Après ? Les instances, corrompues, minables et irresponsables, s’emparent du drame, tapent du poing sur la table au risque de faire valser les liasses de billets. L’Angleterre est exclue des compétitions européennes. Pour 5 ans. Les places assises deviennent obligatoires. Au royaume de Miss Maggie, les détraqués mangent du pain blanc. Les violences entre factions rivales sont hebdomadaires. Insultes, bastons, jets de projectiles, envahissement des terrains, c’est Mad Max au pays des Sex Pistols. PUNK is NOT DEAD. On vous avait pourtant prévenu.

1989. Le drame de Hillsborough remet le couvert. 96 morts. 776 blessés. Incompétence des forces de l’ordre, violence des hooligans et ces foutues barrières. Les fans parqués derrière des grilles métalliques infranchissables. Comme des bovins à l’abattoir. Le compte est bon. L’histoire bifurque.
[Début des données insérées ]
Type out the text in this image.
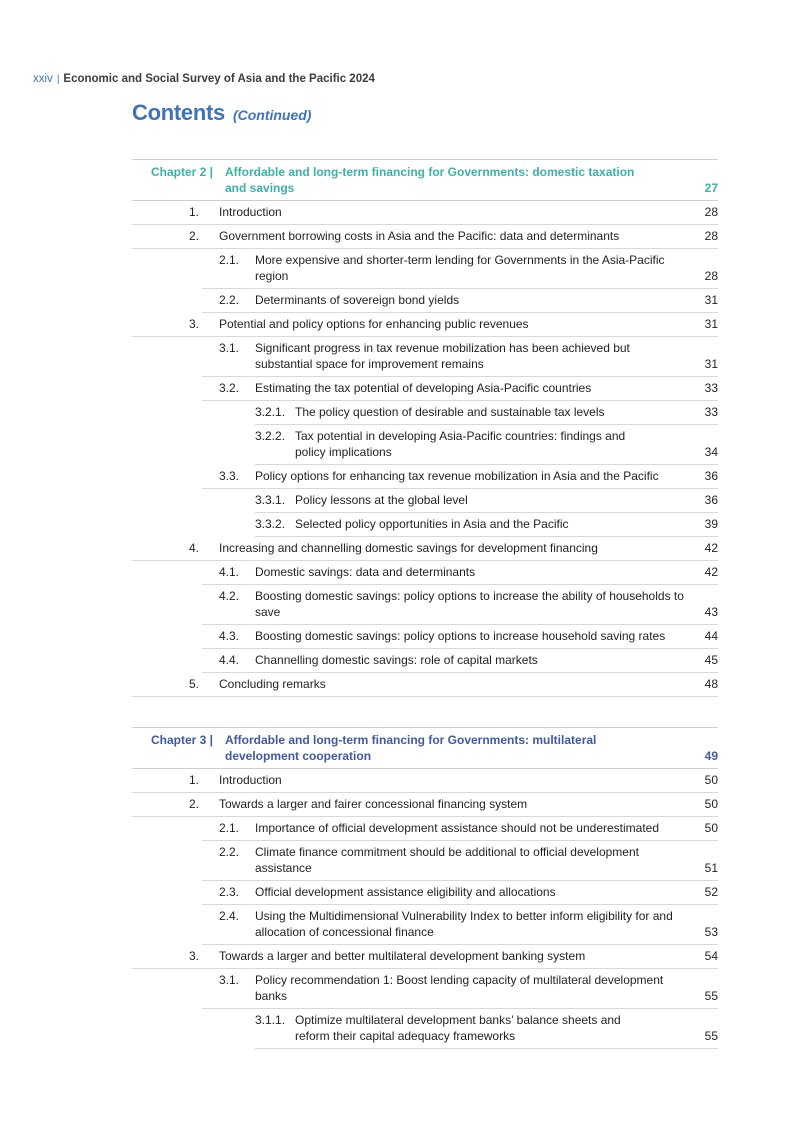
xxiv | Economic and Social Survey of Asia and the Pacific 2024
Contents (Continued)
Chapter 2 | Affordable and long-term financing for Governments: domestic taxation and savings	27
1. Introduction	28
2. Government borrowing costs in Asia and the Pacific: data and determinants	28
2.1. More expensive and shorter-term lending for Governments in the Asia-Pacific region	28
2.2. Determinants of sovereign bond yields	31
3. Potential and policy options for enhancing public revenues	31
3.1. Significant progress in tax revenue mobilization has been achieved but substantial space for improvement remains	31
3.2. Estimating the tax potential of developing Asia-Pacific countries	33
3.2.1. The policy question of desirable and sustainable tax levels	33
3.2.2. Tax potential in developing Asia-Pacific countries: findings and policy implications	34
3.3. Policy options for enhancing tax revenue mobilization in Asia and the Pacific	36
3.3.1. Policy lessons at the global level	36
3.3.2. Selected policy opportunities in Asia and the Pacific	39
4. Increasing and channelling domestic savings for development financing	42
4.1. Domestic savings: data and determinants	42
4.2. Boosting domestic savings: policy options to increase the ability of households to save	43
4.3. Boosting domestic savings: policy options to increase household saving rates	44
4.4. Channelling domestic savings: role of capital markets	45
5. Concluding remarks	48
Chapter 3 | Affordable and long-term financing for Governments: multilateral development cooperation	49
1. Introduction	50
2. Towards a larger and fairer concessional financing system	50
2.1. Importance of official development assistance should not be underestimated	50
2.2. Climate finance commitment should be additional to official development assistance	51
2.3. Official development assistance eligibility and allocations	52
2.4. Using the Multidimensional Vulnerability Index to better inform eligibility for and allocation of concessional finance	53
3. Towards a larger and better multilateral development banking system	54
3.1. Policy recommendation 1: Boost lending capacity of multilateral development banks	55
3.1.1. Optimize multilateral development banks’ balance sheets and reform their capital adequacy frameworks	55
Les modérés mous du gland veulent réécrire leur sport. Ils virent les barrières. Ils virent les binouzes. Ils virent les hooligans. Ces derniers ne demandent que ça. Le foot n’est qu’un prétexte. La violence bien réelle. A couper les branches mortes de l’autre côté du stade, tu finis par sélectionner les fruits pourris. Les mabouls se regroupent, les tarés se fédèrent. Organisent des matches dans les ruines industrielles le long de la Mersey. Recrutent les anciens mineurs fous de rages, les chômeurs des chemins de fer, les hippies déclassés, les Punks à peine remis des seventies. C’est Fight Club à tous les étages. Dans les tribunes branlantes des faubourgs de Liverpool, sur les terrains boueux où les footeux finissent par se mettre sur la gueule, dans les vestiaires où les 3èmes mi-temps tournent au pugilat. L’état ferme les yeux, se bouche le nez, se bourre les tympans de Plum-pudding bien lourdingue. Au final, ça les arrange foutrement. Comme ce bon docteur Jeckyll qui expédie la face sombre de l’humanité dans sa putain de création...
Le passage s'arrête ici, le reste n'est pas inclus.